The county’s lone hospital, Starr County Memorial Hospital, is overwhelmed as COVID-19 hospitalizations continue to increase.
A month ago, the hospital didn’t have a single coronavirus patient. Now, there are 28 patients and three are intubated — two in the COVID unit and one in their emergency department.
The numbers fluctuate daily, he said. Yesterday, they had seven intubated patients but ow they have only three.
“Some of these patients have died; some of them have been transferred out of the Valley to other, distant places,” Vazquez said, “including Lubbock, Amarillo and even outside of the state to Oklahoma City.”
Those transfers had become complicated and come at a great cost to the hospital which had to find an available bed in order to transfer patients that required a more advanced level of care than was available in Starr.
However, on Sunday, Gov. Greg Abbott announced that Rio Grande City would receive two U.S. Navy Rural Rapid Response Teams.
Vazquez said two teams each consisted of one intensivist, five ICU nurses and one respiratory therapist.

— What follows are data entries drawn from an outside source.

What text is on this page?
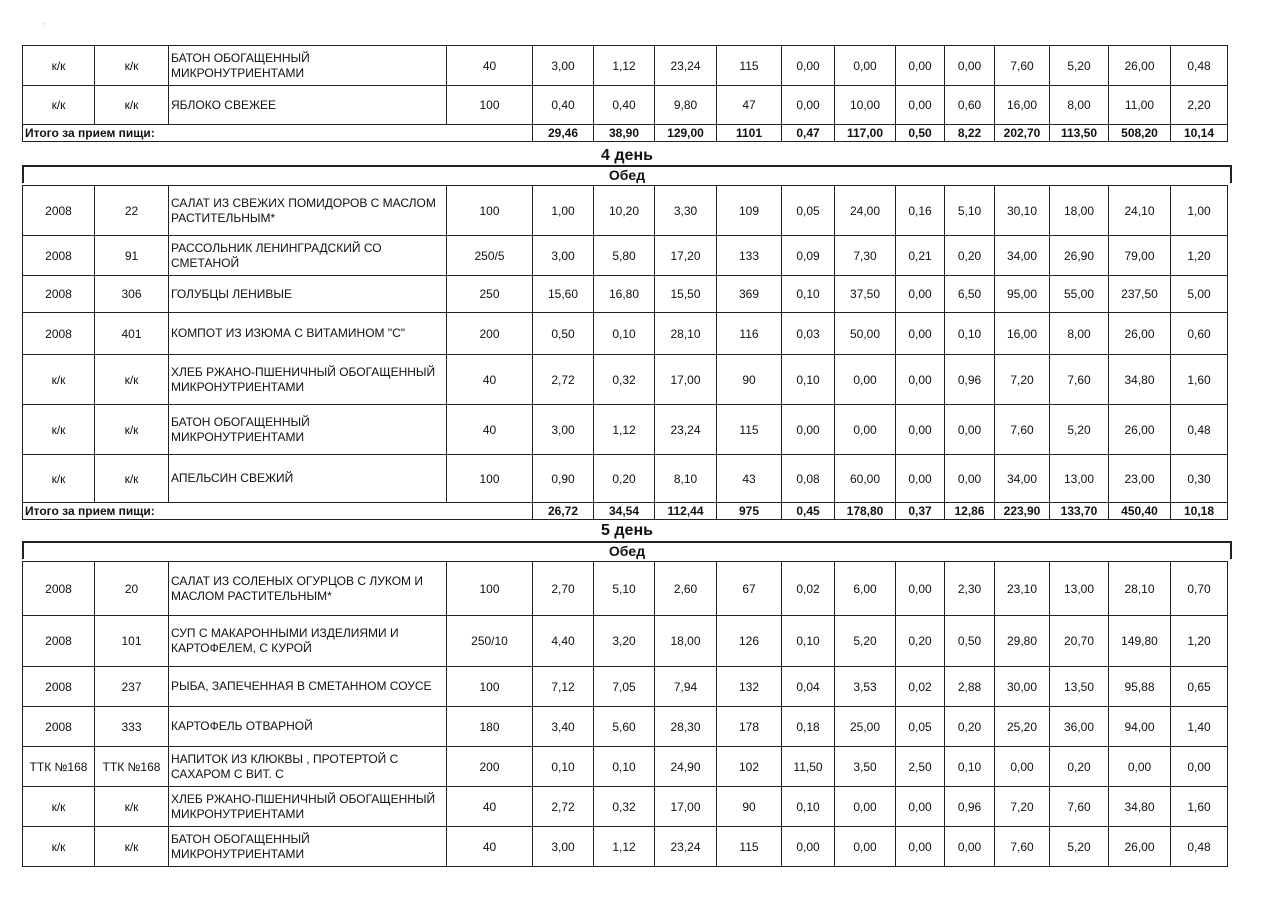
'
к/к	к/к	БАТОН ОБОГАЩЕННЫЙ МИКРОНУТРИЕНТАМИ	40	3,00	1,12	23,24	115	0,00	0,00	0,00	0,00	7,60	5,20	26,00	0,48
к/к	к/к	ЯБЛОКО СВЕЖЕЕ	100	0,40	0,40	9,80	47	0,00	10,00	0,00	0,60	16,00	8,00	11,00	2,20
Итого за прием пищи:				29,46	38,90	129,00	1101	0,47	117,00	0,50	8,22	202,70	113,50	508,20	10,14
4 день
Обед
2008	22	САЛАТ ИЗ СВЕЖИХ ПОМИДОРОВ С МАСЛОМ РАСТИТЕЛЬНЫМ*	100	1,00	10,20	3,30	109	0,05	24,00	0,16	5,10	30,10	18,00	24,10	1,00
2008	91	РАССОЛЬНИК ЛЕНИНГРАДСКИЙ СО СМЕТАНОЙ	250/5	3,00	5,80	17,20	133	0,09	7,30	0,21	0,20	34,00	26,90	79,00	1,20
2008	306	ГОЛУБЦЫ ЛЕНИВЫЕ	250	15,60	16,80	15,50	369	0,10	37,50	0,00	6,50	95,00	55,00	237,50	5,00
2008	401	КОМПОТ ИЗ ИЗЮМА С ВИТАМИНОМ "С"	200	0,50	0,10	28,10	116	0,03	50,00	0,00	0,10	16,00	8,00	26,00	0,60
к/к	к/к	ХЛЕБ РЖАНО-ПШЕНИЧНЫЙ ОБОГАЩЕННЫЙ МИКРОНУТРИЕНТАМИ	40	2,72	0,32	17,00	90	0,10	0,00	0,00	0,96	7,20	7,60	34,80	1,60
к/к	к/к	БАТОН ОБОГАЩЕННЫЙ МИКРОНУТРИЕНТАМИ	40	3,00	1,12	23,24	115	0,00	0,00	0,00	0,00	7,60	5,20	26,00	0,48
к/к	к/к	АПЕЛЬСИН СВЕЖИЙ	100	0,90	0,20	8,10	43	0,08	60,00	0,00	0,00	34,00	13,00	23,00	0,30
Итого за прием пищи:				26,72	34,54	112,44	975	0,45	178,80	0,37	12,86	223,90	133,70	450,40	10,18
5 день
Обед
2008	20	САЛАТ ИЗ СОЛЕНЫХ ОГУРЦОВ С ЛУКОМ И МАСЛОМ РАСТИТЕЛЬНЫМ*	100	2,70	5,10	2,60	67	0,02	6,00	0,00	2,30	23,10	13,00	28,10	0,70
2008	101	СУП С МАКАРОННЫМИ ИЗДЕЛИЯМИ И КАРТОФЕЛЕМ, С КУРОЙ	250/10	4,40	3,20	18,00	126	0,10	5,20	0,20	0,50	29,80	20,70	149,80	1,20
2008	237	РЫБА, ЗАПЕЧЕННАЯ В СМЕТАННОМ СОУСЕ	100	7,12	7,05	7,94	132	0,04	3,53	0,02	2,88	30,00	13,50	95,88	0,65
2008	333	КАРТОФЕЛЬ ОТВАРНОЙ	180	3,40	5,60	28,30	178	0,18	25,00	0,05	0,20	25,20	36,00	94,00	1,40
ТТК №168	ТТК №168	НАПИТОК ИЗ КЛЮКВЫ , ПРОТЕРТОЙ С САХАРОМ С ВИТ. С	200	0,10	0,10	24,90	102	11,50	3,50	2,50	0,10	0,00	0,20	0,00	0,00
к/к	к/к	ХЛЕБ РЖАНО-ПШЕНИЧНЫЙ ОБОГАЩЕННЫЙ МИКРОНУТРИЕНТАМИ	40	2,72	0,32	17,00	90	0,10	0,00	0,00	0,96	7,20	7,60	34,80	1,60
к/к	к/к	БАТОН ОБОГАЩЕННЫЙ МИКРОНУТРИЕНТАМИ	40	3,00	1,12	23,24	115	0,00	0,00	0,00	0,00	7,60	5,20	26,00	0,48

“That will allow us to offer many of those intensive care services that those patients need without having to transfer those cases out of the county or out of the Valley,” Vazquez said.
Still, Vazquez said additional resources they’ve received were limited and healthcare providers were nearing a point when they would have to make choices about which patients would receive resources based on their probability of survival.
“We are establishing an ethics committee as well as a triage committee that are going to be in charge of reviewing each one of these cases that need hospitalization and perhaps intensive care services and life-preserving maneuvers or procedures,” Vazquez said, adding that people older than 80 years old and with multiple medical conditions have a low probability of survival.
“When these individuals gets to the position that (they) need ventilatory assistance and mechanical ventilation in order to survive, science and statistics say that their chances are very, very low,” he said. “With that said, we need to maximize the resources that we have been given because, once again, those are not unlimited resources.”
As part of that process will involve end-of-life decisions that they will ask families to consider.
Vazquez asked the community to avoid those situations entirely by following health and safety recommendations.
“It’s now or never,” he said. “We need to stay home, we need to avoid social reunions, we need to avoid family gatherings, we need to use masks whenever it’s essential to go out of the house.”
“A shelter-at-home is necessary, whether the state government (issues) that or not,” he continued, “it is upon each one of us to take that decision and to stay home unless it is something extraordinarily necessary to be doing outside.”